An article on the BBC Workplace website highlighted the importance that employers are putting on “soft skills”; by which they mean communication, the ability to initiate, interact with customers and work in a team. One of the challenges faced is that these soft skills are rarely taught in schools, though one might argue that in these days of social networking, they are exactly the kind of skills that children are not getting naturally.
They need all the help they can get, and indeed Huthwaite International is on a mission to help. The earliest Huthwaite research focused on analysing what verbal behaviours created effective meetings and interactions between colleagues and customers. These behavioural insights have stood the test of time and still prove their value every time they are implemented.

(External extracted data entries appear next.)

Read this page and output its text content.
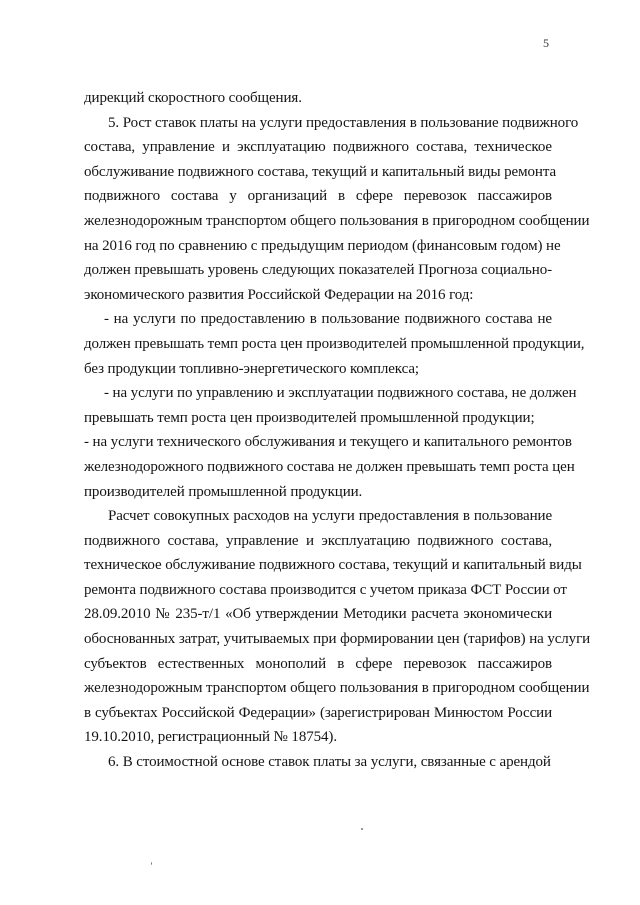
5
дирекций скоростного сообщения.
5. Рост ставок платы на услуги предоставления в пользование подвижного
состава, управление и эксплуатацию подвижного состава, техническое
обслуживание подвижного состава, текущий и капитальный виды ремонта
подвижного состава у организаций в сфере перевозок пассажиров
железнодорожным транспортом общего пользования в пригородном сообщении
на 2016 год по сравнению с предыдущим периодом (финансовым годом) не
должен превышать уровень следующих показателей Прогноза социально-
экономического развития Российской Федерации на 2016 год:
- на услуги по предоставлению в пользование подвижного состава не
должен превышать темп роста цен производителей промышленной продукции,
без продукции топливно-энергетического комплекса;
- на услуги по управлению и эксплуатации подвижного состава, не должен
превышать темп роста цен производителей промышленной продукции;
- на услуги технического обслуживания и текущего и капитального ремонтов
железнодорожного подвижного состава не должен превышать темп роста цен
производителей промышленной продукции.
Расчет совокупных расходов на услуги предоставления в пользование
подвижного состава, управление и эксплуатацию подвижного состава,
техническое обслуживание подвижного состава, текущий и капитальный виды
ремонта подвижного состава производится с учетом приказа ФСТ России от
28.09.2010 № 235-т/1 «Об утверждении Методики расчета экономически
обоснованных затрат, учитываемых при формировании цен (тарифов) на услуги
субъектов естественных монополий в сфере перевозок пассажиров
железнодорожным транспортом общего пользования в пригородном сообщении
в субъектах Российской Федерации» (зарегистрирован Минюстом России
19.10.2010, регистрационный № 18754).
6. В стоимостной основе ставок платы за услуги, связанные с арендой
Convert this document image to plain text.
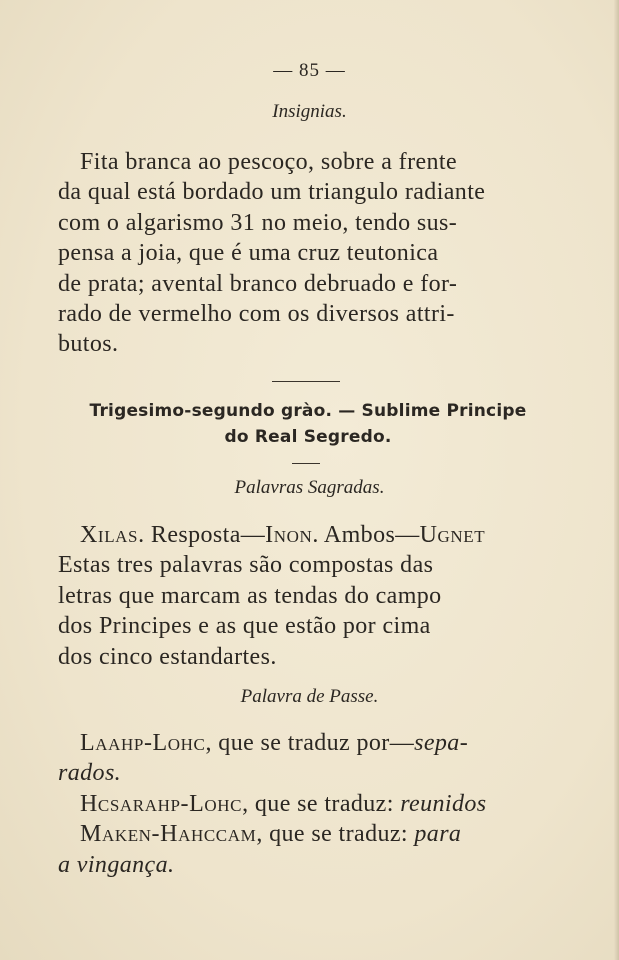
— 85 —
Insignias.

Fita branca ao pescoço, sobre a frente

da qual está bordado um triangulo radiante

com o algarismo 31 no meio, tendo sus-

pensa a joia, que é uma cruz teutonica

de prata; avental branco debruado e for-

rado de vermelho com os diversos attri-

butos.

Trigesimo-segundo grào. — Sublime Principe
do Real Segredo.
Palavras Sagradas.

Xilas. Resposta—Inon. Ambos—Ugnet

Estas tres palavras são compostas das

letras que marcam as tendas do campo

dos Principes e as que estão por cima

dos cinco estandartes.

Palavra de Passe.

Laahp-Lohc, que se traduz por—sepa-

rados.

Hcsarahp-Lohc, que se traduz: reunidos

Maken-Hahccam, que se traduz: para

a vingança.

Key behaviours when running effective meetings
Meetings – by which we mean interactions of just about any kind, and of any length or degree of informality – can fail for a number of reasons. Many get hijacked by the need of everybody in the room to prove their worth and have their say. So an effective meeting manager is somebody who focuses on managing the discussion rather than taking part in it, and is not afraid to shut out contributions that are not relevant. The importance of what we call clarification behaviours is also often overlooked. Between them, the behaviours of Testing Understanding (“Can I just check that you meant we need to increase our investment over 4 years?”) and Summarising “(So, we’ve agreed to meet at 7pm and eat before we see the film”) should represent 10% of the total meeting behaviour, yet many groups sadly fail to reach anything like that level. The result: people end the meeting unsure about what has actually been agreed.
Many people do not realise that there are different ways in which ideas can be initiated or generated and the behaviours chosen depend on what the group are trying to achieve with their ideas. For most people idea generation is about everybody putting forward their own ideas and then discussing which ones to pick. What we generally see in idea generation is a failure on all sides to build on each other’s ideas/proposals; by that I mean taking somebody else’s idea and extending it or developing it. For example: you suggest to me that we meet for a working lunch at a particular time. I agree and put forward a proposal as to where we could go. The original idea is left intact; I have just added to it. That is the behaviour we call Building. It is powerful when it comes to collaborating over idea generation, yet we simply don’t hear enough of it. It is also a behaviour that you can use to refine other people’s ideas by building on part of an idea, rather than the whole.
Reacting behaviours form another important category when running effective meetings, as they affect the climate of a meeting. These behaviours are the ones you use to indicate your support or disagreement for someone else’s idea or point of view. We found them to be particularly important when interacting with customers. For example, one of the biggest worries in customer interactions is always working out how to say “No” in an acceptable way. They also form an important part of team working as effective teams need to be able to collaborate and therefore support each other. But at the same time they also need to be able to challenge each other’s ideas and say “No” when it is for the good of the team.
The use of verbal behaviours in learning environments
We’ve worked these findings through with clients over many years and helped them to improve their interactions, whether internal, social, sales, negotiation or even family related. The next generation needs to know this stuff, which is why we’ve worked with teachers, children and education policy researchers to bring them into some school classrooms.